"Wait a bit," he said slowly, "women always run on so fast! When I mentioned that thousand pounds, I was not thinking of giving it you, as you call it, to spend. I was thinking of that foreign investment I mentioned to you last week. If you're willing to take the risk, I might stretch a point, for if things go well that thousand pounds might easily be trebled in the course of the next two years.

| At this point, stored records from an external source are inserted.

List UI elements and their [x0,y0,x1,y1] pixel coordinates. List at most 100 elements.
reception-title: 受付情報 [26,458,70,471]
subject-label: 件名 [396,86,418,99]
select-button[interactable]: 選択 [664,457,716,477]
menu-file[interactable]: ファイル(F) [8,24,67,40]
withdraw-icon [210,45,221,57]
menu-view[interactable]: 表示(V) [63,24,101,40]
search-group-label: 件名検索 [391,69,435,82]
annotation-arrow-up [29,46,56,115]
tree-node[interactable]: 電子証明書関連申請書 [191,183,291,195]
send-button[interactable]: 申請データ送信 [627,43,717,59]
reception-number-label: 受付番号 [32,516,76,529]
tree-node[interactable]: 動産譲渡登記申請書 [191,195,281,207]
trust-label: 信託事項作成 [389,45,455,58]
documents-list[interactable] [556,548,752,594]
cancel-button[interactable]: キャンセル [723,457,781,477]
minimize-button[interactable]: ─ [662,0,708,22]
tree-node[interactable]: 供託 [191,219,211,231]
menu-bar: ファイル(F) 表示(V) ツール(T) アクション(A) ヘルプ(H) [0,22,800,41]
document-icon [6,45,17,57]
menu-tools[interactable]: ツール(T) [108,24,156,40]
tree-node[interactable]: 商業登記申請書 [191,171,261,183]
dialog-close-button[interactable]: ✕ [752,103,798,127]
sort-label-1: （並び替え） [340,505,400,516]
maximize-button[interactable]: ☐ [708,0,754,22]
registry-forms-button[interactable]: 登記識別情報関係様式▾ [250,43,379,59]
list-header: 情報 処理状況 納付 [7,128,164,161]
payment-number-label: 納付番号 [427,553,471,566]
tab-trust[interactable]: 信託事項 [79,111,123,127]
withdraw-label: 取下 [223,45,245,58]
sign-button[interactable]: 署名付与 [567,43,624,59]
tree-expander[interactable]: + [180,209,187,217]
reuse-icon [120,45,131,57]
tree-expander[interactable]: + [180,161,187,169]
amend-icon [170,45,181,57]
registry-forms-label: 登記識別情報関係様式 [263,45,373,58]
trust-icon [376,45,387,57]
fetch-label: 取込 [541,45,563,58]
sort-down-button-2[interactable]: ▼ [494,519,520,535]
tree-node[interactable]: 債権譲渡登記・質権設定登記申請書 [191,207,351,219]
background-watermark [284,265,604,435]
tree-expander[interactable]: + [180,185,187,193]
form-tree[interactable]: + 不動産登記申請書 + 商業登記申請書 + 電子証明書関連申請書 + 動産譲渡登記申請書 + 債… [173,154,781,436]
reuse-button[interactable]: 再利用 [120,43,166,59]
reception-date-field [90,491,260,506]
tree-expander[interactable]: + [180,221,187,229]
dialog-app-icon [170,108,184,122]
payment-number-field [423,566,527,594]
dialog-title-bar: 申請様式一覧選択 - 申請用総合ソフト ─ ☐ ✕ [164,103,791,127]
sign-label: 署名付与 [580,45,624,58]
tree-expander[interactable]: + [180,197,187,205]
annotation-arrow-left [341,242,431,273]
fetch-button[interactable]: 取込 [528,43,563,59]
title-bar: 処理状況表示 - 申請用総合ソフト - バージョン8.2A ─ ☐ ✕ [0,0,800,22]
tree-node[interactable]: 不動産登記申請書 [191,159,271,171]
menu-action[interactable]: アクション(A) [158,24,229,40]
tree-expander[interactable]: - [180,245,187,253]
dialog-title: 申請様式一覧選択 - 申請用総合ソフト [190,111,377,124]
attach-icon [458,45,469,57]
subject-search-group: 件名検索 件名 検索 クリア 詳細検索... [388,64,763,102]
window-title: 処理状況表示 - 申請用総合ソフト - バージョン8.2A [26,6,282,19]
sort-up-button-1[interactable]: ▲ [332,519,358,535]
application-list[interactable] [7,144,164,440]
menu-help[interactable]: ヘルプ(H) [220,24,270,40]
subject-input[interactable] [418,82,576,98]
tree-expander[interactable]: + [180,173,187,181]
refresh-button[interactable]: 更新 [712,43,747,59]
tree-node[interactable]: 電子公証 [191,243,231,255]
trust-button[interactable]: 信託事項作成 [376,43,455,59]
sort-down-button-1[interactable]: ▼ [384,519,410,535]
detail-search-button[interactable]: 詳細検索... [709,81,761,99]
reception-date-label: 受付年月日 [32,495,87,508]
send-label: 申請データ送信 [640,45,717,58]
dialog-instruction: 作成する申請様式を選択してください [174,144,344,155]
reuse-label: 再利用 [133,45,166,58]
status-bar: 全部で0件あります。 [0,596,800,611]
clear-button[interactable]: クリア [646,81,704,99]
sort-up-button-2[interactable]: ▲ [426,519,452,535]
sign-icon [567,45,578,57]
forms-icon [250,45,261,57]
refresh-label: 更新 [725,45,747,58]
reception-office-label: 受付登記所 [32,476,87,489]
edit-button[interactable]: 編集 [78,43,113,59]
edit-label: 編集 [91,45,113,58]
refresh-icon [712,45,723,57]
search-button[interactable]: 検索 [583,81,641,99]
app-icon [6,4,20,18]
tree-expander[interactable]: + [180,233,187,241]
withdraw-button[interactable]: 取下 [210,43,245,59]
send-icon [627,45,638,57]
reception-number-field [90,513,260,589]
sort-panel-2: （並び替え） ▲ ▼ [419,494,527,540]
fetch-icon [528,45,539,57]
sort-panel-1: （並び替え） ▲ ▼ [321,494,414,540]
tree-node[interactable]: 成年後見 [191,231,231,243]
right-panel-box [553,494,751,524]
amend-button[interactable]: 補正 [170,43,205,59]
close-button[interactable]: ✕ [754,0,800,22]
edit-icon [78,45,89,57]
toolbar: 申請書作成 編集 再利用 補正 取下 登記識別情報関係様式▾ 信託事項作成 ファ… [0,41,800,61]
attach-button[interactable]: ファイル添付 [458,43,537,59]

I'm so sure of that, that I'm quite willing to advance you, say, two hundred pounds."

He knew quite well that his proposal was utterly illogical, and bore, so to speak, no relation to the fact that the investment he was proposing might turn up trumps.

Katty's eyes sparkled. She was very fond of ready money, and it was such a long, long time since she had had any. "D'you mean you'd really give me two hundred pounds now?" she asked joyfully.

And Godfrey, with his eyes fixed on the grass, said in a shamed voice, "Yes—that is what I do mean."

Somehow it hurt him to feel how that sum of money, so trifling to him, affected her so keenly. He was better pleased with her next question.

"What sort of an investment exactly is it?"

"It's in the nature of a company promotion," he said slowly. "And of course you must regard anything I tell you about it as absolutely private."

"Yes, I quite understand that!"

He drew a piece of paper out of his pocket. "As a matter of fact I've got a few facts about it jotted down here."

She drew her chair rather nearer to his, and Godfrey Pavely, turning his narrow yet fleshy face towards her, began speaking with far more eagerness and animation than usual. Katty, who was by no means a fool where such things were concerned, listened absorbedly while he explained the rather big bit of financial business in which he was now interested.